Here I think that Singer's utilitarianism gets stuck. Singer could say that you are not obligated to forgo the treatment for yourself by denying that his utilitarianism has anything to say about moral duty. Note that his Times essay talks about doing good but not at all about right, wrong, morality or immorality.
But if that's a general feature of utilitarianism, then utilitarianism is monstrous. Suppose that the situation were reversed. Suppose that the eyes of persons with a harmless condition called Dorf-Buchanan Syndrome contain a chemical that, even in tiny quantities, provides the only known cure for trachoma, so that cutting out your eyes and grinding them up will save a thousand people from blindness for fifteen years. If utilitarianism has nothing to say about right or wrong, then Singer cannot even say that it would be wrong for the state (or some third party) to forcibly remove your eyes to grind them up.
The foregoing example is simply a variant of a very old challenge to utilitarianism. It can take the form of the trolley problem or the question whether a doctor may cut up a healthy person to harvest his organs and thereby save five unrelated sick people. For thoroughgoing utilitarians the answer is always given by numbers: Which combination of acts and omissions leads to the greatest good for the greatest number? For deontologists, the distinction between acts and omissions is crucial.
Utilitarians, for their part, have posed challenging hypothetical examples for deontologists--mostly dealing with catastrophes. If it is always wrong to torture, the utilitarian asks, does that mean that it is wrong to torture the terrorist who has planted the bomb that will kill a million people?
In response to these various challenges, utilitarians and deontologists have developed variations that blur the lines between the two. We have utilitarians with side constraints and we have rule utilitarians who purport to be able to derive most of the rules of deontological moral reasoning from considering long-term as well as short-term consequences of classes of actions. From the other side, we have threshold deontologists, whose deontology gives way to utilitarianism upon the crossing of some threshold from mere ordinary harm to catastrophic harm.
I'm not going to defend any of these comprehensive positions here. Instead, I simply want to make an observation about how I end up skeptical of pure utilitarianism from the opposite direction than Professor Buchanan does. As he rightly notes, utilitarianism is frequently used by right-leaning economists as the ground for resisting redistributive policies: If we aggregate all utility, then we needn't worry about distributional questions, and the redistribution process itself will have transaction costs that lower total welfare, so redistribution is wrong, they say.

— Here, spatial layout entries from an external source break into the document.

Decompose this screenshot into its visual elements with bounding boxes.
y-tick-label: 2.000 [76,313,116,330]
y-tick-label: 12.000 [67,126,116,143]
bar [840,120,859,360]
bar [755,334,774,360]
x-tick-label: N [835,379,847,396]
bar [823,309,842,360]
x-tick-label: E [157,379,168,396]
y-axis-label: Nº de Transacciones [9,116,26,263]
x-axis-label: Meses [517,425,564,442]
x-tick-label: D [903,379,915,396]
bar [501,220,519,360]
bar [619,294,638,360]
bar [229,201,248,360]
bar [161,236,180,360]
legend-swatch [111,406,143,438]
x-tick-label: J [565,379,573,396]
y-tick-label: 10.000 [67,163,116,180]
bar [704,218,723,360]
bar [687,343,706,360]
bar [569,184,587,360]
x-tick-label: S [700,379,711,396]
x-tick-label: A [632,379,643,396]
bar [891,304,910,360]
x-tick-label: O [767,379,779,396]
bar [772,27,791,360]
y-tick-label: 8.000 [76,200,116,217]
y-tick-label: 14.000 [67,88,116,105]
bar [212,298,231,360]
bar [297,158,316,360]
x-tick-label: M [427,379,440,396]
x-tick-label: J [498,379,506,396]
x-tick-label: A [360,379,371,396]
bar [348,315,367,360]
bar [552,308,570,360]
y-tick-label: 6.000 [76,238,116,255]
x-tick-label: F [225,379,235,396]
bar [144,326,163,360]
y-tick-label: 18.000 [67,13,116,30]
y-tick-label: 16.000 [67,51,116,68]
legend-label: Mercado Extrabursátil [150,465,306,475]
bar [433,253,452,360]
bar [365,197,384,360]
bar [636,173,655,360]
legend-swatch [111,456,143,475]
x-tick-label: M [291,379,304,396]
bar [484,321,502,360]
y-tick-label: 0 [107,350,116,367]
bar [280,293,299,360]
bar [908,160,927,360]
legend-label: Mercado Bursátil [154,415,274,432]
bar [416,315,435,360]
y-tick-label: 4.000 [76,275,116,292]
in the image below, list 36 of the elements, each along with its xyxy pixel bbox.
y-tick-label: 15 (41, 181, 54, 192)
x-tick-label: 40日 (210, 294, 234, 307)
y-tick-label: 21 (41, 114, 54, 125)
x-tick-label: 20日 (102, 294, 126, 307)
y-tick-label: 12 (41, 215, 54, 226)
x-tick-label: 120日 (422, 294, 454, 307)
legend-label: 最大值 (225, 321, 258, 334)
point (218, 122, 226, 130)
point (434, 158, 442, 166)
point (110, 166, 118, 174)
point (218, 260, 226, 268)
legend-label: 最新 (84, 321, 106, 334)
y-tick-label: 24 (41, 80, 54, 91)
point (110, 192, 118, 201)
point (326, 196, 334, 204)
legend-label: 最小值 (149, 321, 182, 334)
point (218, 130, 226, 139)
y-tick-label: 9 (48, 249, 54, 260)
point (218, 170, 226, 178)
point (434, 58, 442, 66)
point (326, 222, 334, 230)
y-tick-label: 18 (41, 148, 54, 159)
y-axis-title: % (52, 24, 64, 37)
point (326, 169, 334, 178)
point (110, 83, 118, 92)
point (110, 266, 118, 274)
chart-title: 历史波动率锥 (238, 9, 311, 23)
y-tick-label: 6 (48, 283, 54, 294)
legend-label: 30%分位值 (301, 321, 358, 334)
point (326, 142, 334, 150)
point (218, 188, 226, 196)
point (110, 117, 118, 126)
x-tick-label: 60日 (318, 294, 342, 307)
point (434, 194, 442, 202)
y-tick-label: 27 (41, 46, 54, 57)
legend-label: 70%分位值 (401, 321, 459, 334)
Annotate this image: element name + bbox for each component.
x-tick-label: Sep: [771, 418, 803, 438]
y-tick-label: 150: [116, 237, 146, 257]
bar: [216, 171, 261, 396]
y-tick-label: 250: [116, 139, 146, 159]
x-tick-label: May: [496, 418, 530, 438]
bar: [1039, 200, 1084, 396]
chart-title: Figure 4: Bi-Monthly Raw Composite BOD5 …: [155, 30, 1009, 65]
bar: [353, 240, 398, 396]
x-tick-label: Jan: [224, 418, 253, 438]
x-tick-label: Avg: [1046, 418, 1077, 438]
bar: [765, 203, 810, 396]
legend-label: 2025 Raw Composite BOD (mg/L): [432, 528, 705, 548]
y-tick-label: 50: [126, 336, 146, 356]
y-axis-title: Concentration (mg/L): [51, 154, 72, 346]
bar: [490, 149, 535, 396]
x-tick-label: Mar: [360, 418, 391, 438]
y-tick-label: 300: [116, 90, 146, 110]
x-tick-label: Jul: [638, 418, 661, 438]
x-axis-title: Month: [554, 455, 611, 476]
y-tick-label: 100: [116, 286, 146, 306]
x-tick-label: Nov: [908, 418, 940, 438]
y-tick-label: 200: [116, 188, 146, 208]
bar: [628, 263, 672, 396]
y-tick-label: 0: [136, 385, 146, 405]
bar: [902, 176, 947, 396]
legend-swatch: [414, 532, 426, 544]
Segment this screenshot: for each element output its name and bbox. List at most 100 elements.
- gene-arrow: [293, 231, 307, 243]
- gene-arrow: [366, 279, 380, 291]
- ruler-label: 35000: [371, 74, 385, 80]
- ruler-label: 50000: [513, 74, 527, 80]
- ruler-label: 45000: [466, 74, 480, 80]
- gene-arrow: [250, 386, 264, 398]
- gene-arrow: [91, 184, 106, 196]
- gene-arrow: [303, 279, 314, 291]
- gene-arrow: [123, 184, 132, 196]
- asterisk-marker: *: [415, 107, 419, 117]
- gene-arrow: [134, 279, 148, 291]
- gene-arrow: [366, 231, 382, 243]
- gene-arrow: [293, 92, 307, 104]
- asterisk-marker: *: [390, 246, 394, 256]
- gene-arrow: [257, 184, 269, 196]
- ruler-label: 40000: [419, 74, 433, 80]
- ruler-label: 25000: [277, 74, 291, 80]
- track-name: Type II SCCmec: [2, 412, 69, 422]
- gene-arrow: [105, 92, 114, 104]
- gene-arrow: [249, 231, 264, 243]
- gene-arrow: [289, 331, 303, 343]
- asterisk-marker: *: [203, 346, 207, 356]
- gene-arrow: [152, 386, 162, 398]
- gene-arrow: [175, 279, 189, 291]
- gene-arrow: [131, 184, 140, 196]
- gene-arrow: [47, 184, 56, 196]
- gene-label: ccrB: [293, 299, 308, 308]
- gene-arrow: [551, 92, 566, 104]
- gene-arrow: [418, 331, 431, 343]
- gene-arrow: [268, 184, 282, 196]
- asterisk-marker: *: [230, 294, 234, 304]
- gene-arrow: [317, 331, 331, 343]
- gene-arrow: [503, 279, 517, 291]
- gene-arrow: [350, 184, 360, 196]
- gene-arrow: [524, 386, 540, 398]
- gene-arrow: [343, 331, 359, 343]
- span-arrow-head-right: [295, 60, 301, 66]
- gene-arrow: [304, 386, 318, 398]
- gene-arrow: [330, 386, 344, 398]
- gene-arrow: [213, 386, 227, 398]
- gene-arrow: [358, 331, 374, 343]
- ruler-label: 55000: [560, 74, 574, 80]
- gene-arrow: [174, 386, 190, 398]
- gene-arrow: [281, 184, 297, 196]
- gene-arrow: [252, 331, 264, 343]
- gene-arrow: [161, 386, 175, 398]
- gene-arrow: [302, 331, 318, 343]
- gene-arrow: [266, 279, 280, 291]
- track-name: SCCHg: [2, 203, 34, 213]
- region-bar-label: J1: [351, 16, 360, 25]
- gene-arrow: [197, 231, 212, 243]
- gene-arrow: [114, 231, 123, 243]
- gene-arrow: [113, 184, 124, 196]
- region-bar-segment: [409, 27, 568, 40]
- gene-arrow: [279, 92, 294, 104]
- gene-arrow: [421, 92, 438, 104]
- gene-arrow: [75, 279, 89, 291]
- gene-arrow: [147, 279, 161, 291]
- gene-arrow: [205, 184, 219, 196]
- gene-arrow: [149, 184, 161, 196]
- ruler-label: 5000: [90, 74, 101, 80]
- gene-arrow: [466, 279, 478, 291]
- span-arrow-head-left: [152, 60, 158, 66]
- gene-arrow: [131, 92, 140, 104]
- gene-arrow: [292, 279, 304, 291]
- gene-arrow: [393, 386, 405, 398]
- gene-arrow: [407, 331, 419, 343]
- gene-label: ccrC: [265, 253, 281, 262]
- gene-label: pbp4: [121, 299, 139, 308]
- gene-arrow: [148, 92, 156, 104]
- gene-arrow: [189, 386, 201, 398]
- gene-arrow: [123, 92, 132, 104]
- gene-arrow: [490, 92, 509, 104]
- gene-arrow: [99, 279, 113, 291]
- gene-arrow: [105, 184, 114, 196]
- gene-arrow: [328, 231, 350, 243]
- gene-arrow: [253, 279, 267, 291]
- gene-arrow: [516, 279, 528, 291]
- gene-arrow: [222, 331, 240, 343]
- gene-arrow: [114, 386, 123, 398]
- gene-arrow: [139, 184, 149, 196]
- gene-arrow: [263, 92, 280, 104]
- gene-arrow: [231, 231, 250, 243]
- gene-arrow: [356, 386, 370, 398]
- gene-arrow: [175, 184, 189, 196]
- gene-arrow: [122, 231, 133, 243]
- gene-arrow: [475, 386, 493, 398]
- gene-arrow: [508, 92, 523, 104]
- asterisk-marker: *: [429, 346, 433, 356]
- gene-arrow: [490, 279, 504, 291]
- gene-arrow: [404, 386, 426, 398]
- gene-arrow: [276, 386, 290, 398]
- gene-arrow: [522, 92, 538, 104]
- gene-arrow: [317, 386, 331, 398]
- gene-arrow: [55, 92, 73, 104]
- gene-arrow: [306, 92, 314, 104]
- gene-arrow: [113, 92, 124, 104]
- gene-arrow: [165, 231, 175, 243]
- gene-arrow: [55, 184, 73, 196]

But I tend to think that utilitarianism, used honestly, has the opposite problem. Given the diminishing marginal utility of wealth, in a wide range of circumstances one can do more good with one's money by giving nearly all of it away than by spending it on oneself and one's family, even once one takes account of transaction costs. So if the greatest good for the greatest number really is a moral principle, then one is obligated to give away nearly all of one's money--for otherwise one is effectively choosing creature comforts over blinding people and inflicting starvation on them. In other words, the real problem with utilitarianism is that it is too demanding, not that it is insufficiently demanding.